- Interactive map of Manjhaul
- Coordinates: 25°33′25″N 86°07′41″E﻿ / ﻿25.557°N 86.128°E
- Country: India
- State: Bihar
- District: Begusarai
- Region: Mithila

Area
- • Village: 9.8 km^{2} (3.8 sq mi)

Population (2011)
- • Total: 35,905
- Demonym: Manjhaulia

Languages
- • Official: Hindi
- • Additional official: Urdu
- • Regional languages: Maithili and Thethi-Maithili
- Time zone: UTC+5:30 (IST)
- PIN: 851127
- Telephone code: +91-6243 or 06243

= Manjhaul =

Village in Bihar, India

Manjhaul (also pronounced as Majhaul or Majhauli) is a village in the Begusarai district of Bihar state in India. It is notable for the Jaimangla Gadh Temple and Kaber Lake (Birds Sanctuary).

==Geography==
Manjhaul is located at . It has an average elevation of 41 m.
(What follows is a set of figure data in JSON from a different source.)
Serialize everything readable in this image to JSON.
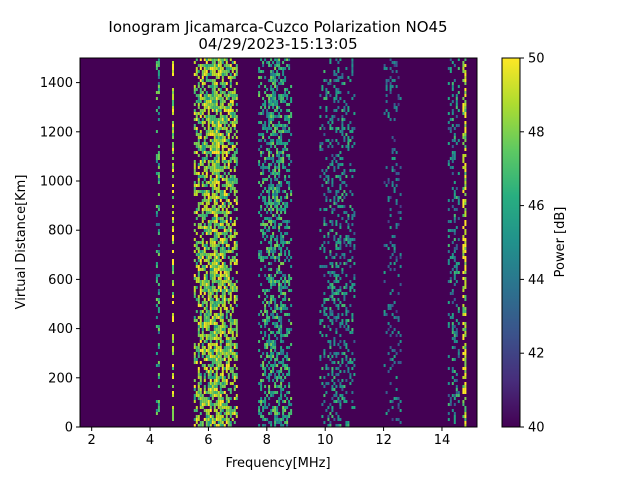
{
  "chart_data": {
    "type": "heatmap",
    "title_line1": "Ionogram Jicamarca-Cuzco Polarization NO45",
    "title_line2": "04/29/2023-15:13:05",
    "xlabel": "Frequency[MHz]",
    "ylabel": "Virtual Distance[Km]",
    "xlim": [
      1.6,
      15.2
    ],
    "ylim": [
      0,
      1500
    ],
    "xticks": [
      2,
      4,
      6,
      8,
      10,
      12,
      14
    ],
    "yticks": [
      0,
      200,
      400,
      600,
      800,
      1000,
      1200,
      1400
    ],
    "colorbar": {
      "label": "Power [dB]",
      "range": [
        40,
        50
      ],
      "ticks": [
        40,
        42,
        44,
        46,
        48,
        50
      ],
      "colormap": "viridis"
    },
    "grid": false,
    "features": [
      {
        "x_range": [
          5.5,
          7.0
        ],
        "y_range": [
          0,
          1500
        ],
        "level": "high"
      },
      {
        "x_range": [
          7.7,
          8.8
        ],
        "y_range": [
          0,
          1500
        ],
        "level": "medium-high"
      },
      {
        "x_range": [
          9.8,
          11.0
        ],
        "y_range": [
          0,
          1500
        ],
        "level": "medium"
      },
      {
        "x_range": [
          12.0,
          12.6
        ],
        "y_range": [
          0,
          1500
        ],
        "level": "medium-low"
      },
      {
        "x_range": [
          14.2,
          14.6
        ],
        "y_range": [
          0,
          1500
        ],
        "level": "medium"
      },
      {
        "x_range": [
          14.7,
          14.8
        ],
        "y_range": [
          0,
          1500
        ],
        "level": "high-line"
      },
      {
        "x_range": [
          4.2,
          4.3
        ],
        "y_range": [
          0,
          1500
        ],
        "level": "medium-line"
      },
      {
        "x_range": [
          4.75,
          4.8
        ],
        "y_range": [
          0,
          1500
        ],
        "level": "high-line"
      }
    ]
  }
}
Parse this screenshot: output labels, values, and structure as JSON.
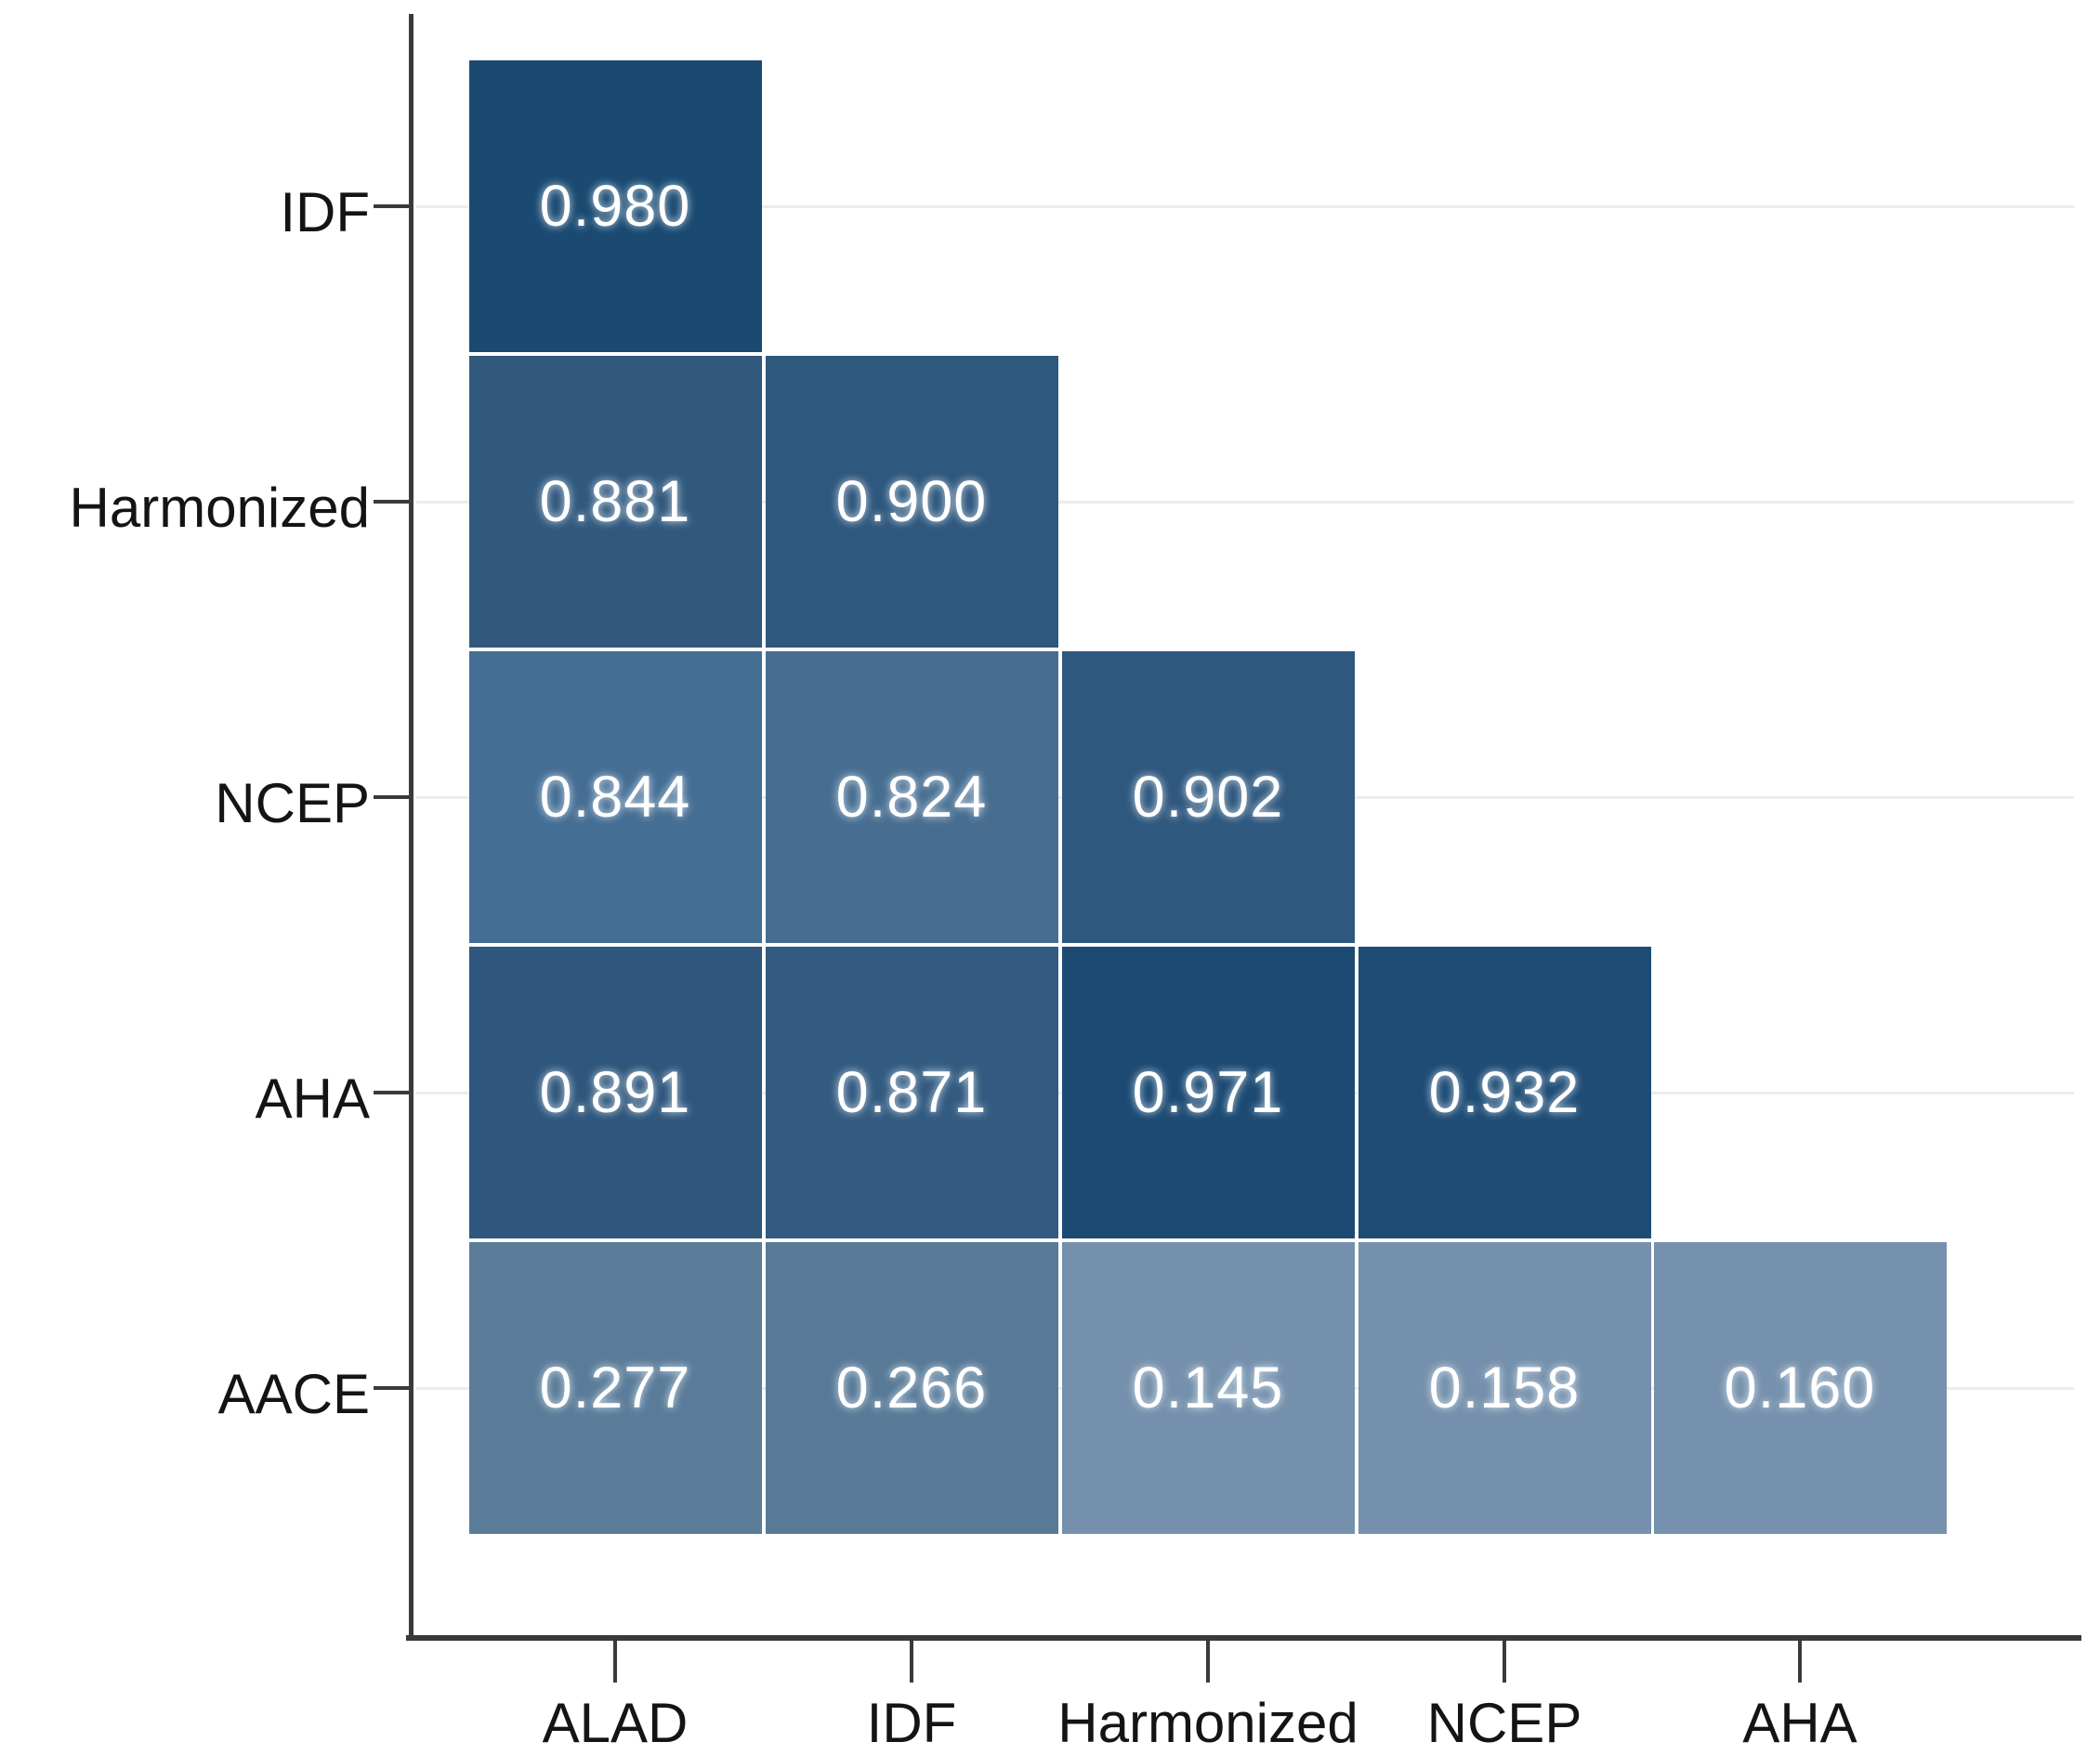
{
  "chart_data": {
    "type": "heatmap",
    "title": "",
    "xlabel": "",
    "ylabel": "",
    "legend": "none",
    "grid": "horizontal-light",
    "shape": "lower-triangular correlation matrix",
    "x_categories": [
      "ALAD",
      "IDF",
      "Harmonized",
      "NCEP",
      "AHA"
    ],
    "y_categories": [
      "IDF",
      "Harmonized",
      "NCEP",
      "AHA",
      "AACE"
    ],
    "value_text_color": "#ffffff",
    "color_scale": {
      "low_value_color": "#7691ad",
      "high_value_color": "#1a4a72"
    },
    "rows": [
      {
        "y": "IDF",
        "cells": [
          {
            "x": "ALAD",
            "value": 0.98,
            "label": "0.980",
            "color": "#1a4a72"
          }
        ]
      },
      {
        "y": "Harmonized",
        "cells": [
          {
            "x": "ALAD",
            "value": 0.881,
            "label": "0.881",
            "color": "#31597e"
          },
          {
            "x": "IDF",
            "value": 0.9,
            "label": "0.900",
            "color": "#2f587e"
          }
        ]
      },
      {
        "y": "NCEP",
        "cells": [
          {
            "x": "ALAD",
            "value": 0.844,
            "label": "0.844",
            "color": "#456e94"
          },
          {
            "x": "IDF",
            "value": 0.824,
            "label": "0.824",
            "color": "#476e91"
          },
          {
            "x": "Harmonized",
            "value": 0.902,
            "label": "0.902",
            "color": "#2f587e"
          }
        ]
      },
      {
        "y": "AHA",
        "cells": [
          {
            "x": "ALAD",
            "value": 0.891,
            "label": "0.891",
            "color": "#2f577d"
          },
          {
            "x": "IDF",
            "value": 0.871,
            "label": "0.871",
            "color": "#335b81"
          },
          {
            "x": "Harmonized",
            "value": 0.971,
            "label": "0.971",
            "color": "#1c4a73"
          },
          {
            "x": "NCEP",
            "value": 0.932,
            "label": "0.932",
            "color": "#1e4c75"
          }
        ]
      },
      {
        "y": "AACE",
        "cells": [
          {
            "x": "ALAD",
            "value": 0.277,
            "label": "0.277",
            "color": "#5a7c99"
          },
          {
            "x": "IDF",
            "value": 0.266,
            "label": "0.266",
            "color": "#587a97"
          },
          {
            "x": "Harmonized",
            "value": 0.145,
            "label": "0.145",
            "color": "#7590ac"
          },
          {
            "x": "NCEP",
            "value": 0.158,
            "label": "0.158",
            "color": "#7590ac"
          },
          {
            "x": "AHA",
            "value": 0.16,
            "label": "0.160",
            "color": "#7691ad"
          }
        ]
      }
    ]
  }
}
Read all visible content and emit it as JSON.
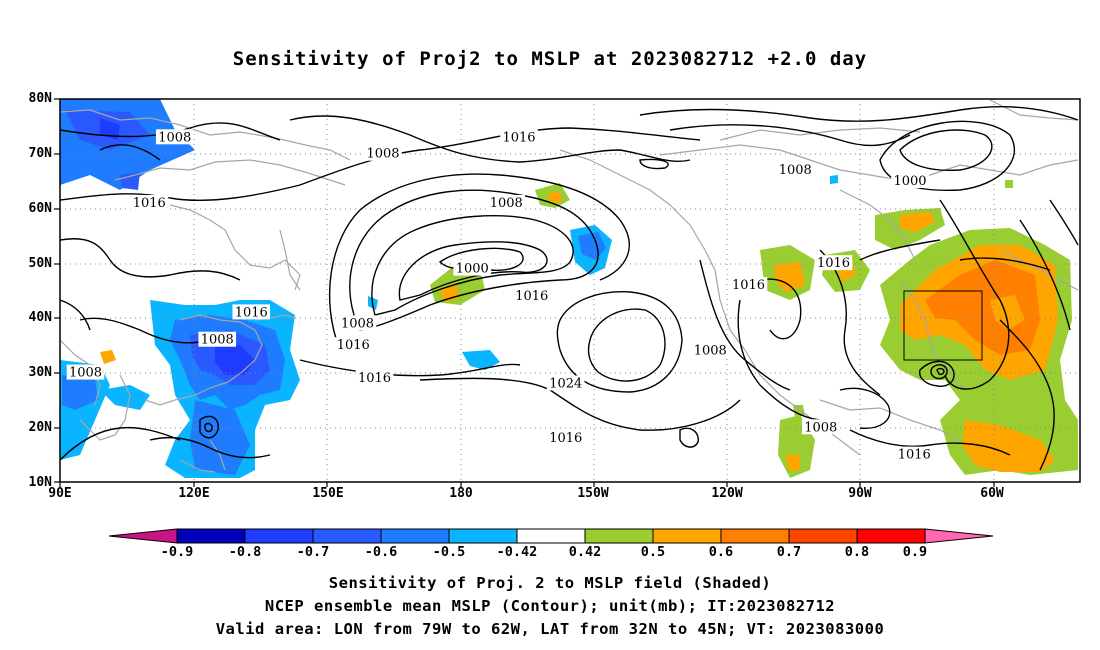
{
  "title": "Sensitivity of Proj2 to MSLP at 2023082712 +2.0 day",
  "axes": {
    "lat_labels": [
      "80N",
      "70N",
      "60N",
      "50N",
      "40N",
      "30N",
      "20N",
      "10N"
    ],
    "lon_labels": [
      "90E",
      "120E",
      "150E",
      "180",
      "150W",
      "120W",
      "90W",
      "60W"
    ]
  },
  "contour_labels": [
    {
      "text": "1008",
      "lon": 117,
      "lat": 73
    },
    {
      "text": "1008",
      "lon": 166,
      "lat": 70
    },
    {
      "text": "1016",
      "lon": 198,
      "lat": 73
    },
    {
      "text": "1016",
      "lon": 111,
      "lat": 61
    },
    {
      "text": "1008",
      "lon": 195,
      "lat": 61
    },
    {
      "text": "1008",
      "lon": 263,
      "lat": 67
    },
    {
      "text": "1000",
      "lon": 290,
      "lat": 65
    },
    {
      "text": "1000",
      "lon": 187,
      "lat": 49
    },
    {
      "text": "1016",
      "lon": 252,
      "lat": 46
    },
    {
      "text": "1016",
      "lon": 272,
      "lat": 50
    },
    {
      "text": "1016",
      "lon": 135,
      "lat": 41
    },
    {
      "text": "1008",
      "lon": 127,
      "lat": 36
    },
    {
      "text": "1008",
      "lon": 160,
      "lat": 39
    },
    {
      "text": "1016",
      "lon": 159,
      "lat": 35
    },
    {
      "text": "1016",
      "lon": 164,
      "lat": 29
    },
    {
      "text": "1016",
      "lon": 201,
      "lat": 44
    },
    {
      "text": "1008",
      "lon": 243,
      "lat": 34
    },
    {
      "text": "1024",
      "lon": 209,
      "lat": 28
    },
    {
      "text": "1016",
      "lon": 209,
      "lat": 18
    },
    {
      "text": "1008",
      "lon": 96,
      "lat": 30
    },
    {
      "text": "1008",
      "lon": 269,
      "lat": 20
    },
    {
      "text": "1016",
      "lon": 291,
      "lat": 15
    }
  ],
  "colorbar": {
    "ticks": [
      "-0.9",
      "-0.8",
      "-0.7",
      "-0.6",
      "-0.5",
      "-0.42",
      "0.42",
      "0.5",
      "0.6",
      "0.7",
      "0.8",
      "0.9"
    ],
    "colors": [
      "#0000bb",
      "#1e3cff",
      "#2a5aff",
      "#1f7cff",
      "#0ab4ff",
      "#ffffff",
      "#9acd32",
      "#ffa500",
      "#ff7f00",
      "#ff4500",
      "#ff0000"
    ],
    "low_cap": "#c71585",
    "high_cap": "#ff69b4"
  },
  "captions": {
    "line1": "Sensitivity of Proj. 2 to MSLP field (Shaded)",
    "line2": "NCEP ensemble mean MSLP (Contour); unit(mb); IT:2023082712",
    "line3": "Valid area: LON from 79W to 62W, LAT from 32N to 45N; VT: 2023083000"
  }
}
It has an area of 9.8 km^{2}.

===Climate===
The climate of Manjhaul is a monsoon-influenced humid subtropical climate (Köppen Cwa) with high variation between summer and winter in terms of both temperature and rainfall. The temperature varies from 46 °C in summers to around 11 °C in winters. Summers are long, extending from early April to October, with the monsoon season occurring in the middle of the summer. Winter starts in November and peaks in January. The annual mean temperature is around 25 °C; monthly daily mean temperatures range from approximately 09 to 34 C. The average annual rainfall is 1384 mm of which 83% falls between Mid June and & Mid-October. Monsoon normally starts in June and lasts till October. The early monsoon currents, channelled to the NW are the principal source of rainfall of the region. 17% of pre monsoonal rains, which is spread in the different months of the year (specially in the months of November–December–January) have been explained as due to Norwester affect and rest during monsoons due to Himalayan affect. Heavy rains, supplemented by physiographic/geomorphic features lead to heavy flood.

==Demographics==
As reported by the Census of India 2011 Manjhaul village has population of 35,905 of which 19,021 are males while 16,884 are females. In Manjhaul village population of children with age 0-6 is 5,950 which makes up 17% of total population of town. Average Sex Ratio of Manjhaul village is 888 which is lower than Bihar state average of 918. Child Sex Ratio for the Majhaul as per census is 865, lower than Bihar average of 935. The literacy rate is 61.70%, with 68.39% male literacy and 54.20% female literacy.

==Economy==
The market in Manjhaul attracts people from more than 10 nearby villages for work and shopping.

==Places of interest==
===Kanwar Lake Bird Sanctuary===
Kanwar Lake Bird Sanctuary or Kabar Taal Lake is Asia's largest freshwater oxbow lake, formed due to meandering of Gandak river, a tributary of Ganga, in the geological past. About 60 migratory birds come from Central Asia in winter and there are around 106 species of resident birds. In 2020, it was declared as a Ramsar site. Internationally noted ornithologist Ali Hussain was born in the village and contributed to the work of the sanctuary.

===Jaimangla Garh===
Jaimangla Gadh Temple is located near Kabar Taal Lake, and it has a temple of goddess Chandi Mangla Devi.

==Culture==
===Festivals===
People of Manjhaul celebrate Chhath, Durga Puja, Holi, Diwali, Makar Sankranti, Eid al-Fitr, Muharram and many more festivals.

==Transport==
===Railways===
Begusarai railway station is the nearest railway station. It's 17 km from Manjhaul.

===Roadways===
Manjhaul has a bus stand connecting it to big cities like Delhi, Patna, Lucknow, Ranchi, Kolkata.

==Education==
Manjhaul is home to a number of schools and colleges. R.C.S. College, Manjhaul is one of the oldest colleges of Begusarai District. Government schools are also there in Manjhaul. Middle school Manjhaul, Bazar are one of the famous school.